Publié le 24 juin 2008 par Duncan

CJCE, arrêt du 24 juin 2008, Aff. C-188/07, Commune de Mesquer.

Erika Erika (en photo), 12 décembre 1999. Un nom et une date qui évoquent un drame environnemental de grande ampleur: de nombreuses plages du Finistère souillées, l'océan atlantique polluée par les hydrocarbures... Le fioul de l'Erika était destiné à la société italienne Enel en vue de la production d'électricité. La société Total Raffinage (devenu Total France) avait vendu le fioul à Total International qui avait elle-même affrété l'Erika afin de livrer le fioul commandé à Enel.
La question posée à la Cour de Justice dans l'affaire en cause est d'importance. Il s'agissait de savoir si le fioul transporté par l'Erika peut être considéré comme un déchet au sens de la directive 75/442. Et, si tel est bien le cas, sur qui repose la responsabilité (vendeur? affréteur? propriétaire?) de l'élimination de celui-ci?
Le litige opposait la société Total à une commune française (Mesquer). Selon cette dernière, le fioul constitue un déchet conformément à la directive précitée et doit dès lors être éliminé aux frais de la société Total.

L'arrêt est relativement long et technique mais ses principales conclusions peuvent être résumées assez facilement.

La Cour va tout d'abord écarté la qualification de déchet pour le fioul seul. En effet, bien que ce fioul soit un sous-produit de pétrole, il peut être utilisé commercialement comme combustible et ne constitue donc pas à proprement un déchet, l'entreprise ne cherchant pas à "s'en défaire" (voyez le point 48 notamment).

Par contre, ce fioul, une fois qu'il est libéré accidentellement, à la suite d'un naufrage, des soutes d'un navire et mêlé à l'eau de mer ainsi qu’à des sédiments et dérive le long des côtes d’un État membre jusqu’à s’échouer sur celles-ci, constitue "des déchets au sens de l’article 1er, sous a), de la directive 75/442, dès lors que ceux-ci ne sont plus susceptibles d’être exploités ou commercialisés sans opération de transformation préalable" (point 63).

Cette qualification étant retenue, la Cour va se tourner vers la question de la responsabilité de l'élimination d'un tel déchet. Selon "l’article 15, second tiret, de cette directive prévoit que, conformément au principe du pollueur-payeur, le coût de l’élimination des déchets doit être supporté par les détenteurs antérieurs ou par le producteur du produit générateur des déchets" (point 69).

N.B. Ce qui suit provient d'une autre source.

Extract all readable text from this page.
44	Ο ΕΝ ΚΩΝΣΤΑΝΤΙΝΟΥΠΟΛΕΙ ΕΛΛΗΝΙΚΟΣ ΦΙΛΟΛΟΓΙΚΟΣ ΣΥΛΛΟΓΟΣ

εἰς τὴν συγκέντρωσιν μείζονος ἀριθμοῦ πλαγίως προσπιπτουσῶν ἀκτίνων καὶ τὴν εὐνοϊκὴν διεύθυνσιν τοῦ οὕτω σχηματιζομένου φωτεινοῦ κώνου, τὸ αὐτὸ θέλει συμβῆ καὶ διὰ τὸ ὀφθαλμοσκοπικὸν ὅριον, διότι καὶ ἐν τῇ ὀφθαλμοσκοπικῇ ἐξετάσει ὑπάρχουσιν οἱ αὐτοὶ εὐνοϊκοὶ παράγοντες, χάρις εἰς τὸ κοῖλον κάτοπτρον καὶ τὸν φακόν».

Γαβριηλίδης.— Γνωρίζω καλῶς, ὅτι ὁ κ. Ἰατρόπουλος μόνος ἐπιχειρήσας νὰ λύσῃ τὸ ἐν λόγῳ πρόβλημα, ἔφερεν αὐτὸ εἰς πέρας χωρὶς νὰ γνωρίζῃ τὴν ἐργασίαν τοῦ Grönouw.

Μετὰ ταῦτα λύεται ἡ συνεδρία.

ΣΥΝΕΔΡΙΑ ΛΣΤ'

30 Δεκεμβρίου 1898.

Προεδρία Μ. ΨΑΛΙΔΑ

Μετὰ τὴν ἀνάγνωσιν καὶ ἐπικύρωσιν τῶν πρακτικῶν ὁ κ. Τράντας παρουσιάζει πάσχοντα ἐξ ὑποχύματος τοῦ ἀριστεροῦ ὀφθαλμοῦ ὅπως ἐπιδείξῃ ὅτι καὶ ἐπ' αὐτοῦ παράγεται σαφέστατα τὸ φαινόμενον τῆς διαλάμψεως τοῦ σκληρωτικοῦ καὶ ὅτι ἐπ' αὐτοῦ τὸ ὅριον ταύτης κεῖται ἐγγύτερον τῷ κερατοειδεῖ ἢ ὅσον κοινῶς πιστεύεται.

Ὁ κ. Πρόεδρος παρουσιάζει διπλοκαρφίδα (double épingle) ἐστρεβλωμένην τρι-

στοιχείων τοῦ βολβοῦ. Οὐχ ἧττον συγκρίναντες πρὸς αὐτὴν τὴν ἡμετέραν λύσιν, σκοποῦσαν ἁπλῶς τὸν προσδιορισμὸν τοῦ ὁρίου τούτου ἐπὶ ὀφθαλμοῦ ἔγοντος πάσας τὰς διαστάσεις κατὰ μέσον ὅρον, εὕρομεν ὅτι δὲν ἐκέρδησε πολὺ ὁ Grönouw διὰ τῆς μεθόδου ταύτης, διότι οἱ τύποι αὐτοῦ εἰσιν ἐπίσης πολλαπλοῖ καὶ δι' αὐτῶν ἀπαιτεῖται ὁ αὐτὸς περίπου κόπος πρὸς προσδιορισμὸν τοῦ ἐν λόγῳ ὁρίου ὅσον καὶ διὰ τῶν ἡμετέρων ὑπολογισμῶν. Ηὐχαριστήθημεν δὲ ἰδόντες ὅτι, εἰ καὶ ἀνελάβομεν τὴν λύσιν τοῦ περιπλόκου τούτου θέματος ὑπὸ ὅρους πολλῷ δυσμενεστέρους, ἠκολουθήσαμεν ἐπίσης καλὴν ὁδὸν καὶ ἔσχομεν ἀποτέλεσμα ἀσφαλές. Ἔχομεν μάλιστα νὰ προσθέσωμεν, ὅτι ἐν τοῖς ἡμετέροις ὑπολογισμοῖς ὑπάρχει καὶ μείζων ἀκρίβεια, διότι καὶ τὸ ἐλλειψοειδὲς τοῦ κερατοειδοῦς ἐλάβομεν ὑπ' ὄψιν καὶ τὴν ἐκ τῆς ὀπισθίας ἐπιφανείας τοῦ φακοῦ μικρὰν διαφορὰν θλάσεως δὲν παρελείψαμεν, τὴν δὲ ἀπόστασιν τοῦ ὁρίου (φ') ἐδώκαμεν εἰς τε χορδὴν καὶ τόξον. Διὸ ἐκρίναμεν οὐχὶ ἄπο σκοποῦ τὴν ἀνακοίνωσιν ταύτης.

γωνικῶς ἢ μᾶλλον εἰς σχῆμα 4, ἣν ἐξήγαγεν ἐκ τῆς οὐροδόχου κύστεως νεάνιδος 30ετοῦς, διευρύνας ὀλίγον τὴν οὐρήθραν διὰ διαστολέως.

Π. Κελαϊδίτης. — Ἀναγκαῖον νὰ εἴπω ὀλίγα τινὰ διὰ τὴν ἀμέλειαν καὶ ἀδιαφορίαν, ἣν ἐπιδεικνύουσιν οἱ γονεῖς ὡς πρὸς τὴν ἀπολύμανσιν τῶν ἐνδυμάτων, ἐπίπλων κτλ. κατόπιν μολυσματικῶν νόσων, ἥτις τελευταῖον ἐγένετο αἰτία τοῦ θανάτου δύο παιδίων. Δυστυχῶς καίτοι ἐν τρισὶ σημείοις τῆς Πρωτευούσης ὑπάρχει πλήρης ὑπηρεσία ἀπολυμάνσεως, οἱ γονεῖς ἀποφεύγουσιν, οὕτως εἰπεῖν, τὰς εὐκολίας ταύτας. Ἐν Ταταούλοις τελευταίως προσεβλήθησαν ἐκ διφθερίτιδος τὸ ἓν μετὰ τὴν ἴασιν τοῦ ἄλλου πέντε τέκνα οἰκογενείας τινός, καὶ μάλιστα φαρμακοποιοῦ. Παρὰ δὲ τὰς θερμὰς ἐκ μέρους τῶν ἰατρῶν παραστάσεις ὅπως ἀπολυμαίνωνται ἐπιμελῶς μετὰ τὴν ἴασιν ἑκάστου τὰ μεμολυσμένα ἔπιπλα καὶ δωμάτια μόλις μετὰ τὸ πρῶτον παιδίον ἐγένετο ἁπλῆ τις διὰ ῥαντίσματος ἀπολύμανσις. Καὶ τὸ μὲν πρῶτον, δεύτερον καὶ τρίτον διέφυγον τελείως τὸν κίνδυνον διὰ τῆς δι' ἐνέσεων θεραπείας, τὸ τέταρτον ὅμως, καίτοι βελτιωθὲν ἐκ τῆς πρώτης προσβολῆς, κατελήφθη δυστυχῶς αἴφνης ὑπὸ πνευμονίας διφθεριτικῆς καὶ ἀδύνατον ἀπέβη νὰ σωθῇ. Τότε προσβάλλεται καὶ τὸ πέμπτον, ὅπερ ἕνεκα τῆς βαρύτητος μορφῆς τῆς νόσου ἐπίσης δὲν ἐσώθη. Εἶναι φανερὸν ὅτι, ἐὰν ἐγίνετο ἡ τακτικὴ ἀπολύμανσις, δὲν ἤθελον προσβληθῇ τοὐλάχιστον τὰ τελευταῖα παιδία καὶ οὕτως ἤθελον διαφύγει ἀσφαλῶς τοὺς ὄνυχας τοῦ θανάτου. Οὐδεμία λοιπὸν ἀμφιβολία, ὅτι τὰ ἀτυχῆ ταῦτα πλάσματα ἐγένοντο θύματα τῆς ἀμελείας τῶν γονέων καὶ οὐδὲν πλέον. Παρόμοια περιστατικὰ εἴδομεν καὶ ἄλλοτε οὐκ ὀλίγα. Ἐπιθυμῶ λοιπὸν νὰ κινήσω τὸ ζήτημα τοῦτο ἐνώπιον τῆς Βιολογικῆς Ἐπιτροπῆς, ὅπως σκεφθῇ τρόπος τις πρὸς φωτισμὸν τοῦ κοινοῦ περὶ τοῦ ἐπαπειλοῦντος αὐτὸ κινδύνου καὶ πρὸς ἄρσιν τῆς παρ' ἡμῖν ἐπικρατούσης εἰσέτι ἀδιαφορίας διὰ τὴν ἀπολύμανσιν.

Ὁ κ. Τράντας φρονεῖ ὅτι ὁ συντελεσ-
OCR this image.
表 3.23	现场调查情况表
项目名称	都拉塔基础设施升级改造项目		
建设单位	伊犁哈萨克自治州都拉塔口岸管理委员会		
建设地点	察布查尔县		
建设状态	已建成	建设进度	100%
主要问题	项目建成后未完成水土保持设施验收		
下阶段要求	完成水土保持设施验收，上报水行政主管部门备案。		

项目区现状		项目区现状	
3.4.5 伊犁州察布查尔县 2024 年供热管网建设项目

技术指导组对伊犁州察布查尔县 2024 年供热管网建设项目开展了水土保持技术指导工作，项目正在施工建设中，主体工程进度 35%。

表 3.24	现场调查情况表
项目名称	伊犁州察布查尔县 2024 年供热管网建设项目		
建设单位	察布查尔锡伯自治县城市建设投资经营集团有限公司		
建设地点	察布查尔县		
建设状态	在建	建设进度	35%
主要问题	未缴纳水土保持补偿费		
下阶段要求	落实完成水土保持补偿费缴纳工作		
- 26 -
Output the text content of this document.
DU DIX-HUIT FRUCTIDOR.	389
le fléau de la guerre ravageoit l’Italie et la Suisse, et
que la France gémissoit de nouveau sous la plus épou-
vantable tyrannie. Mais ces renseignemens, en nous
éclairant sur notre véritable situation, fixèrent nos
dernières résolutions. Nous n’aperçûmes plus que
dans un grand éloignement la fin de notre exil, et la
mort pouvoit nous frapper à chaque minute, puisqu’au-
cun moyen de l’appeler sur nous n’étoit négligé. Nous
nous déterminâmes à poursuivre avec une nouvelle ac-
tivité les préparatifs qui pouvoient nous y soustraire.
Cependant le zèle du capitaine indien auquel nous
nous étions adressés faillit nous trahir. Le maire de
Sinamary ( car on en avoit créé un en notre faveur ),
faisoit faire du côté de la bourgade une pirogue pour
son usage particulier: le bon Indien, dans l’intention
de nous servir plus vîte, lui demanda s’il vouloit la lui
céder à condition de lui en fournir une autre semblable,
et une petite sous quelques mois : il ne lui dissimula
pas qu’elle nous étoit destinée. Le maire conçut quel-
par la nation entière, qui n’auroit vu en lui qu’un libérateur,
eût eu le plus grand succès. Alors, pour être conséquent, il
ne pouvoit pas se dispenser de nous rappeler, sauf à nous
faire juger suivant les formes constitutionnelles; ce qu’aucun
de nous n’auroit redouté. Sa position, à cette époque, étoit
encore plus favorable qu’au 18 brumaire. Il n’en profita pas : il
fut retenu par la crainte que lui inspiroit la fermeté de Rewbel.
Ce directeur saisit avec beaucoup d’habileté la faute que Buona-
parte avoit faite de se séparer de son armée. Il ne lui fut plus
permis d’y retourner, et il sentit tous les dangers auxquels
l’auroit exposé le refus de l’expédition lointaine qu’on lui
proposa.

La question qui se pose immédiatement est de savoir si tant le vendeur du fioul (Total France) que l'affréteur du navire (Total international)  peuvent être solidairement responsables de ce nettoyage ou pas, en tant que "détenteurs antérieurs" ou "producteur du produit".

La Cour considère tout d'abord que "dans le cas d’hydrocarbures accidentellement déversés en mer, il convient de relever que le propriétaire du navire transportant lesdits hydrocarbures est, en fait, en possession de ceux-ci immédiatement avant qu’ils ne deviennent des déchets. Dans ces conditions, le propriétaire dudit navire peut donc être considéré comme ayant produit ces déchets au sens de l’article 1er, sous b), de la directive 75/442 et être ainsi qualifié à ce titre de «détenteur» au sens de l’article 1er, sous c), de cette directive" (point 74).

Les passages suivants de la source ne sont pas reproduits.